Rachel Carson (1907- 1964)
« Il y avait un étrange silence dans l’air. Les oiseaux par exemple – où étaient-ils passés? On se le demandait, avec surprise et inquiétude. Ils ne venaient plus picorer dans les cours. Les quelques survivants paraissaient moribonds ; ils tremblaient, sans plus pouvoir voler. Ce fut un printemps sans voix… Les générations à venir nous reprocherons probablement de ne pas nous être souciés davantage du sort futur du monde naturel, duquel dépend toute vie ».
– Rachel Carson
L’écriture, puis la biologie marine
Rachel Carson est née le 27 mai 1907 en Pennsylvanie, à Springdale. Alors qu’elle était encore jeune, son intérêt pour les sciences de la nature ne cessait de s’agrandir, sa mère lui apprenant les bases de l’écologie des étangs, des champs et des forêts. D’ailleurs, c’est aussi cette dernière qui lui apprit que l’ensemble des éléments de la nature avait sa propre fonction et que personne ne devrait essayer d’arrêter cela; un message qui prit tout son sens un peu plus tard dans la vie de Carson. D’un autre côté, elle s’intéressait aussi à la littérature et était spécialement douée pour l’écriture.

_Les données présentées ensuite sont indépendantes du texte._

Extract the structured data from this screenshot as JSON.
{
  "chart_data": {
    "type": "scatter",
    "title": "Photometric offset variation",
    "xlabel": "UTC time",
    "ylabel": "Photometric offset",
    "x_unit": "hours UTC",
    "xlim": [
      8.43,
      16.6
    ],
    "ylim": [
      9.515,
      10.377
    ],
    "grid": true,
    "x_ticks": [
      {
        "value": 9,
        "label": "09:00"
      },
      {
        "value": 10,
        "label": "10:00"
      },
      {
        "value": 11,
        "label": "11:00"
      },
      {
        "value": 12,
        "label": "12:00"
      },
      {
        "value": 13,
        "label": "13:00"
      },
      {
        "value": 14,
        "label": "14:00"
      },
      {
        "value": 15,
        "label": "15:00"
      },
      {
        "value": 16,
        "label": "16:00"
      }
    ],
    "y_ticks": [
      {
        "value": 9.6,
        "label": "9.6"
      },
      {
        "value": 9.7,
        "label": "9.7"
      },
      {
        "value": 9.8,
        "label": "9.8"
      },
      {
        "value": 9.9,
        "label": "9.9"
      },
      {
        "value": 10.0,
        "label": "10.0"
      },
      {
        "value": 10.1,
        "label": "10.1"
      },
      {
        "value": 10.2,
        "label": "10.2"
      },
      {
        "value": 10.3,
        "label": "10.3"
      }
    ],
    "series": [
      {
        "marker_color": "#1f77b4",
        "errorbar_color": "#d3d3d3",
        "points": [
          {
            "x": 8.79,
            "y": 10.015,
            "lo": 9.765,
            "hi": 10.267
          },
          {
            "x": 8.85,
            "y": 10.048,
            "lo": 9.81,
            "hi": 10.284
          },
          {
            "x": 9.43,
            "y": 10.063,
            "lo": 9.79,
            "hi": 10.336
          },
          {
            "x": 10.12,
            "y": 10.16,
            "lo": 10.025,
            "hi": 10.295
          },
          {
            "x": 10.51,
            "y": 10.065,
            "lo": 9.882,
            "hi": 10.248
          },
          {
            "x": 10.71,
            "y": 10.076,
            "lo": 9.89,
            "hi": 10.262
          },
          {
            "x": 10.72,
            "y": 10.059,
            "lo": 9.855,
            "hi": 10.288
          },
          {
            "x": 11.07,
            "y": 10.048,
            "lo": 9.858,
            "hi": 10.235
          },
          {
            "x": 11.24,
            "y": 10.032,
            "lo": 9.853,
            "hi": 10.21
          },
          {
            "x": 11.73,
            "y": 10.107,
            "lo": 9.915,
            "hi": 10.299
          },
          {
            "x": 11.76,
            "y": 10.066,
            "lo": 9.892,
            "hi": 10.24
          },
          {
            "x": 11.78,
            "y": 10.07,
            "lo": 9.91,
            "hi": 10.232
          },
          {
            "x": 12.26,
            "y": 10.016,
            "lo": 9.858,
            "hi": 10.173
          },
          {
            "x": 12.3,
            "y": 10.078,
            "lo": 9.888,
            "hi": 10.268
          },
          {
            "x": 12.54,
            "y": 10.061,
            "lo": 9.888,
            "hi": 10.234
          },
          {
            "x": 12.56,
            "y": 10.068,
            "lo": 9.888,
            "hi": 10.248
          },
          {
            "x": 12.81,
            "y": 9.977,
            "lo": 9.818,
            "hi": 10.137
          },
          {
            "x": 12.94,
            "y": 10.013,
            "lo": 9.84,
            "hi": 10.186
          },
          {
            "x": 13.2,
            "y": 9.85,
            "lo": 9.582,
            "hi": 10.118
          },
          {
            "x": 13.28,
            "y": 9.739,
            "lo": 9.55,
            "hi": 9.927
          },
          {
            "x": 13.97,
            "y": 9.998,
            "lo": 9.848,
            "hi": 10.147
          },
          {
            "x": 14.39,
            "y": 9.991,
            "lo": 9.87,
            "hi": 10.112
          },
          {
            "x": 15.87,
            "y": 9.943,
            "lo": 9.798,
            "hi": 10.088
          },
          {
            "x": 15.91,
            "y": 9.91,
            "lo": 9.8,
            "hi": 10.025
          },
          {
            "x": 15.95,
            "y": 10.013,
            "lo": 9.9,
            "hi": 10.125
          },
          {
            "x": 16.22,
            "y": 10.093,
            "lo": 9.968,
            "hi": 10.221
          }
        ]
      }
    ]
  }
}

Elle entre donc au collège féminin de Pennsylvanie dans le but de devenir écrivaine, mais réalise peu à peu que ses principaux intérêts se tournent vers la biologie marine, et c’est dans cette discipline qu’elle continuera d’étudier jusqu’à sa graduation, en 1929. Par la suite, elle étudie au Woods Hole Marine Biological Laboratory puis à l’Université John Hopkins où elle termine une maitrise en zoologie en 1932. De 1936 à 1952, Carson travaille au bureau national des pêcheries; elle y occupe le poste de rédactrice en chef des publications de 1949 à 1952. C’est en 1941 qu’elle publie Under the Sea-Wind, son premier ouvrage alliant ses deux passions : la biologie marine et l’écriture. Dix ans plus tard, elle publie The Sea Around Us, et finalement, en 1955, The Edge of the Sea, les deux derniers de la trilogie d’excellente qualité scientifique et habilement expliquée avec style, presque poétiquement. Cette trilogie explique, par vision écologique de la nature, le réseau qui relie les mollusques aux oiseaux marins, puis les oiseaux marins aux poissons des abîmes les plus inaccessibles de l’océan.
Le DDT et le Silent Spring
Développé en 1939, le Dichloro-diphenyl-trichloroethane (DDT) a d’abord servi à éradiquer les moustiques causant la Malaria aux troupes et habitants lors de la seconde guerre mondiale, en affectant leur système nerveux. En 1945, il est devenu accessible à tous pour la protection des cultures. C’est un pesticide universel, et c’est la principale raison pour laquelle il fut utilisé avec abus. Au contraire de certains pesticides, qui ciblent certaines espèces d’insectes seulement, le DDT peut tuer une variété d’espèces beaucoup plus grande par une même application, exterminant au passage des espèces inoffensives contribuant à l’écologie du milieu. Le DDT est aussi reconnu pour sa persistance dans l’environnement. Il persiste jusqu’à 150 ans dans l’eau, et s’incruste facilement dans les tissus des animaux qui l’ingèrent. Les animaux les plus touchés, principalement les espèces d’oiseaux, sont donc ceux qui se trouvent au sommet de la chaîne trophique, puisqu’il y a eu bioamplification de DDT dans chacun des niveaux inférieurs.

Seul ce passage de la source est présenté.